Kim Jong-nam, 45 anni, è nato dalla relazione tra il caro leader e Sung Hae-rim, attrice sudcoreana di nascita morta a Mosca: la sua caduta in disgrazia fu causata dal goffo tentativo di raggiungere il Giappone a maggio 2001 con un passaporto falso dominicano e intestato a Pang Xiong (che vuol dire “orso grasso” in cinese).
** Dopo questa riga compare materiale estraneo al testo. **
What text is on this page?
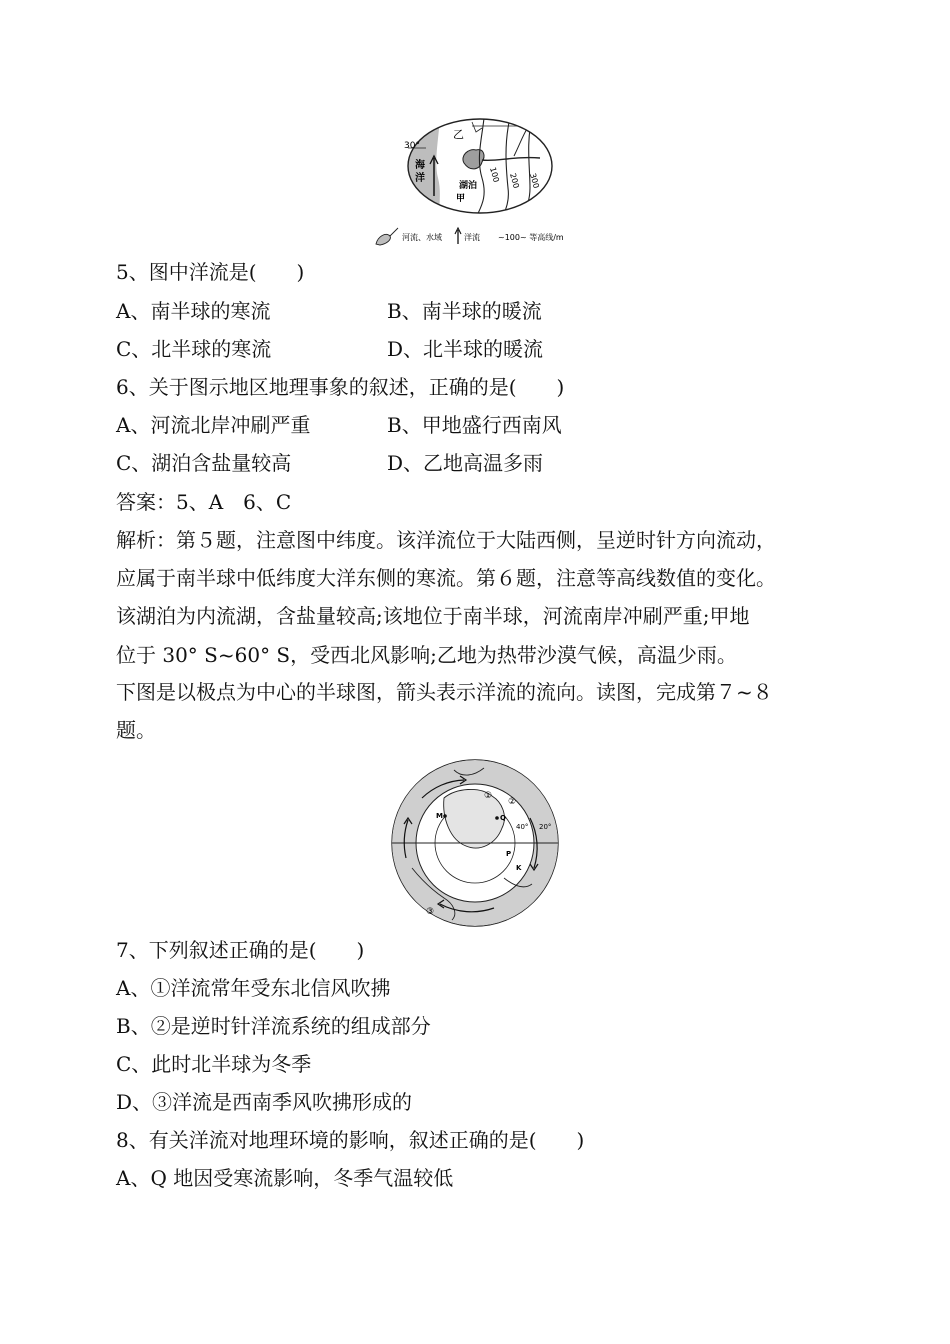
30°
海
洋
乙
湖泊
甲
100 200 300
河流、水域	洋流 ~100~ 等高线/m
5、图中洋流是(　　)
A、南半球的寒流	B、南半球的暖流
C、北半球的寒流	D、北半球的暖流
6、关于图示地区地理事象的叙述，正确的是(　　)
A、河流北岸冲刷严重	B、甲地盛行西南风
C、湖泊含盐量较高	D、乙地高温多雨
答案：5、A　6、C
解析：第５题，注意图中纬度。该洋流位于大陆西侧，呈逆时针方向流动，
应属于南半球中低纬度大洋东侧的寒流。第６题，注意等高线数值的变化。
该湖泊为内流湖，含盐量较高;该地位于南半球，河流南岸冲刷严重;甲地
位于 30° S~60° S，受西北风影响;乙地为热带沙漠气候，高温少雨。
下图是以极点为中心的半球图，箭头表示洋流的流向。读图，完成第７~８
题。
①
②
③
M	Q
P
K
40° 20°
7、下列叙述正确的是(　　)
A、①洋流常年受东北信风吹拂
B、②是逆时针洋流系统的组成部分
C、此时北半球为冬季
D、③洋流是西南季风吹拂形成的
8、有关洋流对地理环境的影响，叙述正确的是(　　)
A、Q 地因受寒流影响，冬季气温较低
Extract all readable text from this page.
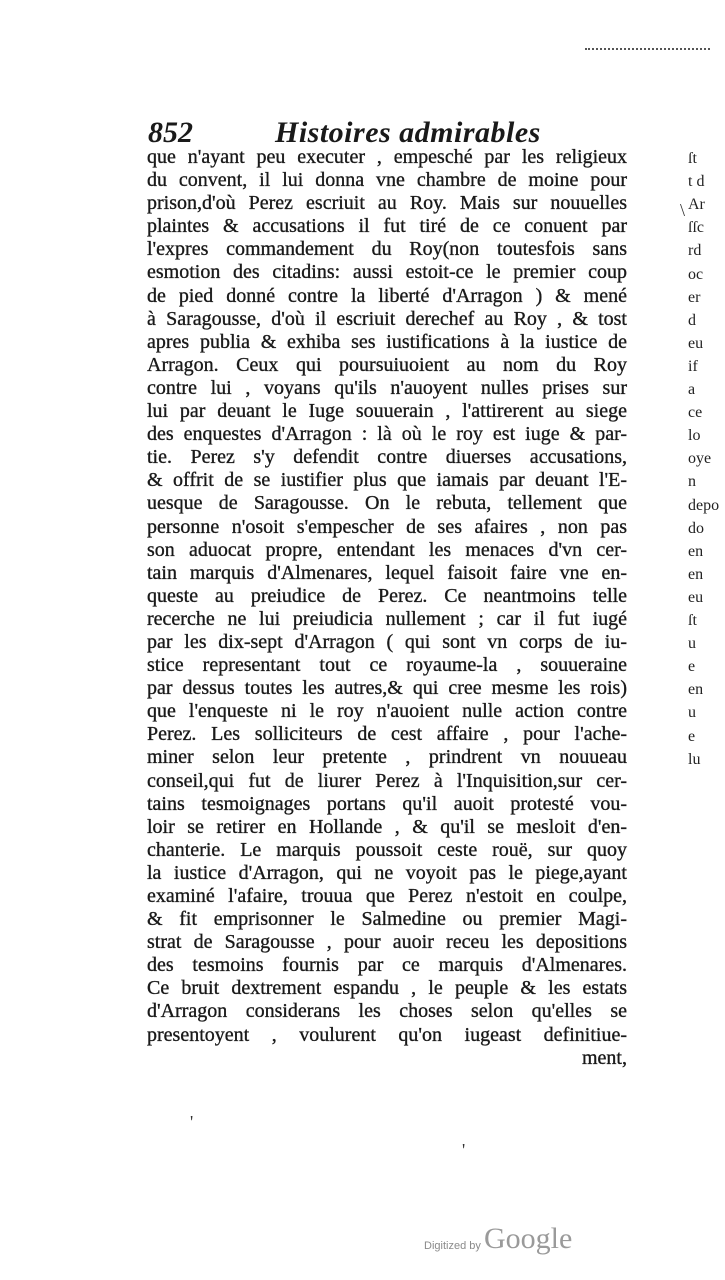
852	Histoires admirables
que n'ayant peu executer , empesché par les religieux
du convent, il lui donna vne chambre de moine pour
prison,d'où Perez escriuit au Roy. Mais sur nouuelles
plaintes & accusations il fut tiré de ce conuent par
l'expres commandement du Roy(non toutesfois sans
esmotion des citadins: aussi estoit-ce le premier coup
de pied donné contre la liberté d'Arragon ) & mené
à Saragousse, d'où il escriuit derechef au Roy , & tost
apres publia & exhiba ses iustifications à la iustice de
Arragon. Ceux qui poursuiuoient au nom du Roy
contre lui , voyans qu'ils n'auoyent nulles prises sur
lui par deuant le Iuge souuerain , l'attirerent au siege
des enquestes d'Arragon : là où le roy est iuge & par-
tie. Perez s'y defendit contre diuerses accusations,
& offrit de se iustifier plus que iamais par deuant l'E-
uesque de Saragousse. On le rebuta, tellement que
personne n'osoit s'empescher de ses afaires , non pas
son aduocat propre, entendant les menaces d'vn cer-
tain marquis d'Almenares, lequel faisoit faire vne en-
queste au preiudice de Perez. Ce neantmoins telle
recerche ne lui preiudicia nullement ; car il fut iugé
par les dix-sept d'Arragon ( qui sont vn corps de iu-
stice representant tout ce royaume-la , souueraine
par dessus toutes les autres,& qui cree mesme les rois)
que l'enqueste ni le roy n'auoient nulle action contre
Perez. Les solliciteurs de cest affaire , pour l'ache-
miner selon leur pretente , prindrent vn nouueau
conseil,qui fut de liurer Perez à l'Inquisition,sur cer-
tains tesmoignages portans qu'il auoit protesté vou-
loir se retirer en Hollande , & qu'il se mesloit d'en-
chanterie. Le marquis poussoit ceste rouë, sur quoy
la iustice d'Arragon, qui ne voyoit pas le piege,ayant
examiné l'afaire, trouua que Perez n'estoit en coulpe,
& fit emprisonner le Salmedine ou premier Magi-
strat de Saragousse , pour auoir receu les depositions
des tesmoins fournis par ce marquis d'Almenares.
Ce bruit dextrement espandu , le peuple & les estats
d'Arragon considerans les choses selon qu'elles se
presentoyent , voulurent qu'on iugeast definitiue-
ment,
ſt
t d
Ar
ſſc
rd
oc
er
d
eu
if
a
ce
lo
oye
n
depo
do
en
en
eu
ſt
u
e
en
u
e
lu
\
'
'
Digitized by Google
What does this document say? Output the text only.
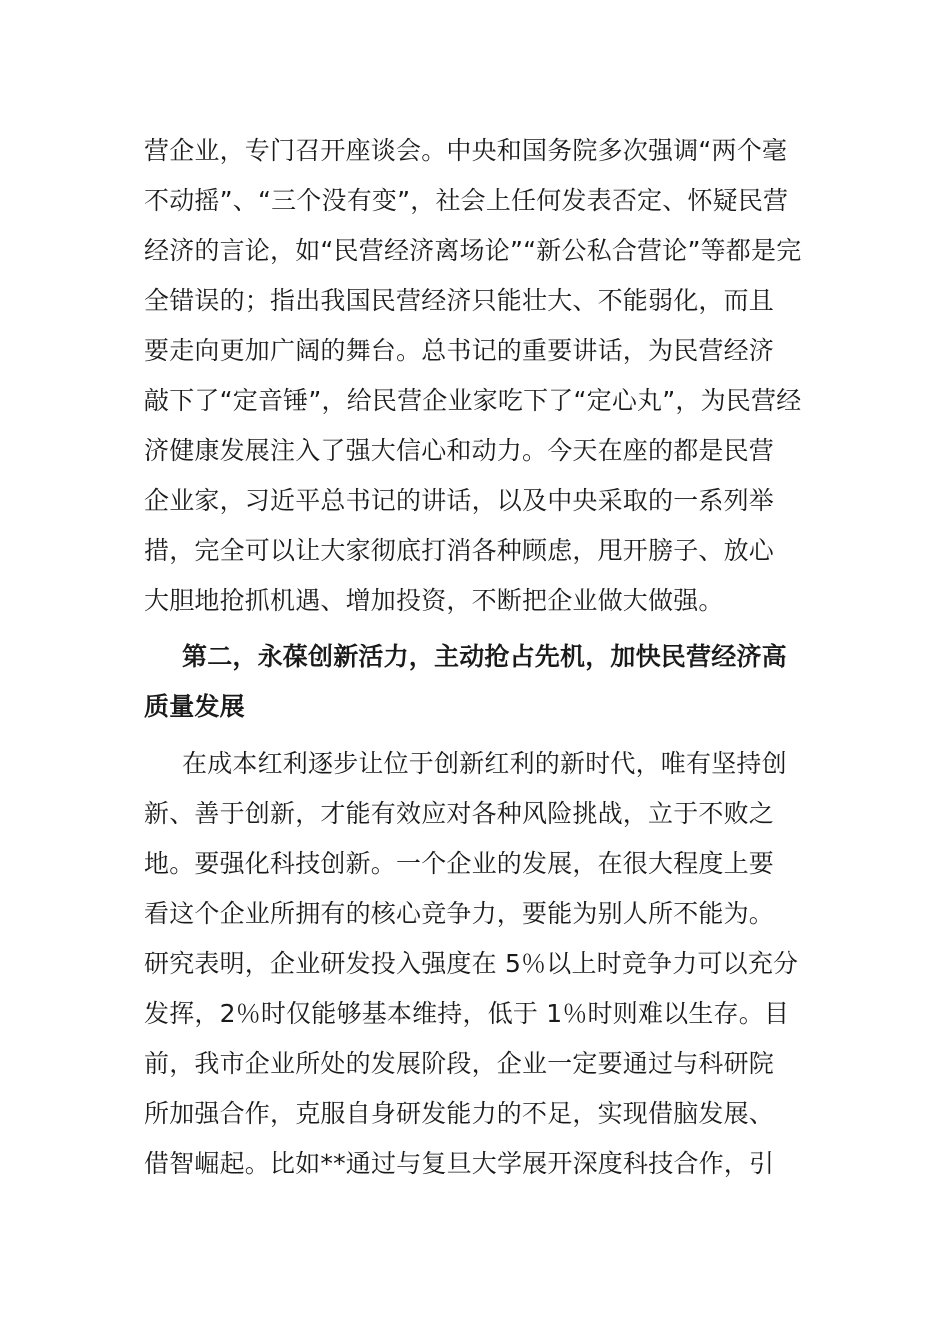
营企业，专门召开座谈会。中央和国务院多次强调“两个毫
不动摇”、“三个没有变”，社会上任何发表否定、怀疑民营
经济的言论，如“民营经济离场论”“新公私合营论”等都是完
全错误的；指出我国民营经济只能壮大、不能弱化，而且
要走向更加广阔的舞台。总书记的重要讲话，为民营经济
敲下了“定音锤”，给民营企业家吃下了“定心丸”，为民营经
济健康发展注入了强大信心和动力。今天在座的都是民营
企业家，习近平总书记的讲话，以及中央采取的一系列举
措，完全可以让大家彻底打消各种顾虑，甩开膀子、放心
大胆地抢抓机遇、增加投资，不断把企业做大做强。
第二，永葆创新活力，主动抢占先机，加快民营经济高
质量发展
在成本红利逐步让位于创新红利的新时代，唯有坚持创
新、善于创新，才能有效应对各种风险挑战，立于不败之
地。要强化科技创新。一个企业的发展，在很大程度上要
看这个企业所拥有的核心竞争力，要能为别人所不能为。
研究表明，企业研发投入强度在 5％以上时竞争力可以充分
发挥，2％时仅能够基本维持，低于 1％时则难以生存。目
前，我市企业所处的发展阶段，企业一定要通过与科研院
所加强合作，克服自身研发能力的不足，实现借脑发展、
借智崛起。比如**通过与复旦大学展开深度科技合作，引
Disse che era diretto con il figlio di 4 anni a Tokyo Disneyland, scatenando l’ira del padre.

L’episodio spostò i favori della successione verso Kim Jong-un, spingendo il fratellastro a optare per l’esilio e il rifugio dorato a Macao, dove curava dei fumosi investimenti: nell’ex colonia portoghese ebbe vita relativamente tranquilla, ha ricostruito dopo l’intelligence sudcoreana, grazie alla protezione del padre e ai legami vantati con i rampolli dell’aristocrazia rossa di Pechino.

Alla morte del “caro leader” nel dicembre 2011, si recò a Pyongyang in quella che è considerata una delle sue ultime visite in patria con tanto di incontro con il fratellastro, ma senza partecipare al funerale. Poi il pellegrinaggio in diversi Paesi del sudest asiatico (tra Singapore, Indonesia e Malaysia) per sfuggire alla vendetta di Kim Jong-un.

In esilio, Kim è stato spesso intervistato dai media giapponesi esprimendo critiche sul regime guidato dal fratellastro, auspicando il varo di riforme e l’accantonamento della successione dinastica. Minacce alla stabilità della Corea del Nord che il leader ha voluto eliminare.